Program Information
Initial Experience with Pinnacle3 Auto-Planning On Field Matching
S Wang1*, D Zheng1 , W Zhen1 , Y Lei1 ,X Zhu1 , X NI2 , C Enke1 , S Zhou1 , (1) University of Nebraska Medical Center, Omaha, NE, (2) The First Hospital of Longyan Affiliated to Fujian Medical University, Longyan, FUJIAN
Presentations
SA-B-BRD-8 (Saturday, March 5, 2016) 10:30 AM - 12:30 PM Room: Grand Ballroom D
Purpose:Pinnacle3 auto-planning (AP) was introduced to improve labor-intensive planning process and plan quality consistency. It utilizes progressive optimization to create planning structures, based on anatomical relationships among the PTVs and OARs, and iteratively tune the planning objectives during optimization. Our study evaluated AP planning on field matching between upper neck IMRT and lower neck 3DCRT fields, a more challenging problem for IMRT planning.

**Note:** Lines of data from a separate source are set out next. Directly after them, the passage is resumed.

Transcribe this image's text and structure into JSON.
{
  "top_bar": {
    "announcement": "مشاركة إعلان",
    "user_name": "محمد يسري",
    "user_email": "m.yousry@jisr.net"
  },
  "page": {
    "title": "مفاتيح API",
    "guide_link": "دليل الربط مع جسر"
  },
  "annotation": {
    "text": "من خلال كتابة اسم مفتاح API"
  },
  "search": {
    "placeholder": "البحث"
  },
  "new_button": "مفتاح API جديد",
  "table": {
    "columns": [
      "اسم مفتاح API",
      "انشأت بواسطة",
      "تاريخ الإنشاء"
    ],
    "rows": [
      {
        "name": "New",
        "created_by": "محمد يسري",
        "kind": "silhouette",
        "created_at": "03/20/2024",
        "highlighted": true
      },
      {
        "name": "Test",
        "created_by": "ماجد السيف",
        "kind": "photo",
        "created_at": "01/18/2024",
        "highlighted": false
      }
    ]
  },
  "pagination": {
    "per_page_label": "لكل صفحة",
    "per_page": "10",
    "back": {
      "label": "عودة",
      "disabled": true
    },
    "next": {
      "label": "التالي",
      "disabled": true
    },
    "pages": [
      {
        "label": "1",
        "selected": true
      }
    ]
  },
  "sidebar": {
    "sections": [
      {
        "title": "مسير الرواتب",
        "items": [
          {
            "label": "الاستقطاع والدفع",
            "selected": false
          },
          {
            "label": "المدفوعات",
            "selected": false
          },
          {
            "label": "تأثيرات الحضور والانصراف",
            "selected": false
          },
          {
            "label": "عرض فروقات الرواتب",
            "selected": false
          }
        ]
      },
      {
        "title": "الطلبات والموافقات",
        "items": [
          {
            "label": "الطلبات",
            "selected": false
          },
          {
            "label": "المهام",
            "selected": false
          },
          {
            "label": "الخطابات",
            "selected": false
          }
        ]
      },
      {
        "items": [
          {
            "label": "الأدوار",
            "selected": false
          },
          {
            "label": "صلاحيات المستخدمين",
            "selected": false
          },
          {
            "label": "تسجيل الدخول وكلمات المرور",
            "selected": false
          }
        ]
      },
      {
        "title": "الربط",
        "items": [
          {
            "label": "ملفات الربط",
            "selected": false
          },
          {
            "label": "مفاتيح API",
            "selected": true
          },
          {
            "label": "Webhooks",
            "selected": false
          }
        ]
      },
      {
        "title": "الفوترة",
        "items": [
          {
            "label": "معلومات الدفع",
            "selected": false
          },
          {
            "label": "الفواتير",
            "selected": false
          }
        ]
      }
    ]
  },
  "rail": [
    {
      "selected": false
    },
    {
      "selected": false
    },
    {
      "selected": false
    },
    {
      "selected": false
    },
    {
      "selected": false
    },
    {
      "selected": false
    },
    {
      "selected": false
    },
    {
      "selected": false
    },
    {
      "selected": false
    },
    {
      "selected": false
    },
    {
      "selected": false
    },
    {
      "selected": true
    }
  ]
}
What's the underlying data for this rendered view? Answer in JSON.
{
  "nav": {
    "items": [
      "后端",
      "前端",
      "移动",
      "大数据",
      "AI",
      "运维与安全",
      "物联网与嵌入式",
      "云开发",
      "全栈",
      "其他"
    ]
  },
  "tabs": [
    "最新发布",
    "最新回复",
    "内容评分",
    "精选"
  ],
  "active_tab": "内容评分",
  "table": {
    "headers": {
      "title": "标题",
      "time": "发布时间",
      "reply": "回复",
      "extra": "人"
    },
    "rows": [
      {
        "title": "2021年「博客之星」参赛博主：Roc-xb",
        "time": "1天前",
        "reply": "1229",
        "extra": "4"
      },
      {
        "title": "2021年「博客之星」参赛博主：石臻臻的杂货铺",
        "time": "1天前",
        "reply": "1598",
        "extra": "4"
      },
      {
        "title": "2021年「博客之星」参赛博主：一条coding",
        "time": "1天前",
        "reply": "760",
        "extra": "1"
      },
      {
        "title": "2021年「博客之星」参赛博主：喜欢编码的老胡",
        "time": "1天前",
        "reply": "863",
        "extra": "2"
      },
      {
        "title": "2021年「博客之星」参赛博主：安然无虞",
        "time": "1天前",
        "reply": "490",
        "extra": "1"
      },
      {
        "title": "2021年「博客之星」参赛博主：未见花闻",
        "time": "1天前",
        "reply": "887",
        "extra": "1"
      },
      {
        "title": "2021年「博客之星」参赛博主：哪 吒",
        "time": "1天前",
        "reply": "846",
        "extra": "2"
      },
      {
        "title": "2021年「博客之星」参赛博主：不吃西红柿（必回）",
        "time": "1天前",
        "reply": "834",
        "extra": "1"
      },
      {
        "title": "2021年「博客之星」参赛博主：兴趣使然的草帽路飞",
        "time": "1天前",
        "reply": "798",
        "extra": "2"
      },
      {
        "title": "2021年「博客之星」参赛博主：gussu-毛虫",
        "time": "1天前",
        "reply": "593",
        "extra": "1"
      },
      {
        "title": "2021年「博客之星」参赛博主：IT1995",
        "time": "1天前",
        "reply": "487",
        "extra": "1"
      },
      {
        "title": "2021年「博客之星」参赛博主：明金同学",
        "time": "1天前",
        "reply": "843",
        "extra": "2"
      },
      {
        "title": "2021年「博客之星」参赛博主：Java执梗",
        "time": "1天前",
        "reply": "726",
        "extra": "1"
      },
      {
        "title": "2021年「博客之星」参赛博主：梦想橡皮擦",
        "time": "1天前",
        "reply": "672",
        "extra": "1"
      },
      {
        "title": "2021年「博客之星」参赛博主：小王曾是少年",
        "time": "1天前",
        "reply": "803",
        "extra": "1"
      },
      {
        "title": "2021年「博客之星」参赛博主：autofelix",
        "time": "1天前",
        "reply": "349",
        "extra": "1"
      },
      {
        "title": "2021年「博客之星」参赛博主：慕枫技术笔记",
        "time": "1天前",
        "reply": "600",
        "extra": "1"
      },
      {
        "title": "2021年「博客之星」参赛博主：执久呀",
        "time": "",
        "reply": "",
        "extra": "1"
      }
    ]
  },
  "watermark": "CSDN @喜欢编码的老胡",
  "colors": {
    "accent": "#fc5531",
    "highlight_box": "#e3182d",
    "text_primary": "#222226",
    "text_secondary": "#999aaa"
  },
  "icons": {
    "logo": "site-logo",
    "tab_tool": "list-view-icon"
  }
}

Methods:Twelve patients treated with matching upper neck IMRT and lower neck anterior-posterior opposing fields were studied retrospectively. A generic AP technique was created by retrospectively sampling the institutional planning objectives of target volumes and anatomical OARs, excluding planning structures created by the planners. The AP composite plans with AP IMRT fields and clinical lower neck 3DCRT beams were compared to the clinical composite plans used for treatments. PTV coverage in the matching region, mean doses to the parotids, maximum doses to the spinal cord and brainstems, and plan conformity (prescription dose spillage) were evaluated. Mann-Whitney U-Test was used to compare between AP and clinical plans.
Results:Overall PTV coverage were comparable, but AP plans achieved significantly better PTV coverage in the matching area, and significantly lower mean dose to parotids and max dose to brainstem (P<0.05). The max dose to spinal cord was on average lower in the AP plans, but not statistically significant. On the other hand, the prescription isodose volumes outside the PTVs were significantly larger in the AP plans, indicating inferior conformity in the AP plans than the clinical plans.
Conclusion:With an expedited planning process with much less human-thought process, AP results in better PTV coverage in the matching area and better OAR sparing for head-and-neck patients treated with combined IMRT and 3DCRT fields. Further improvement is necessary to achieve better plan conformity.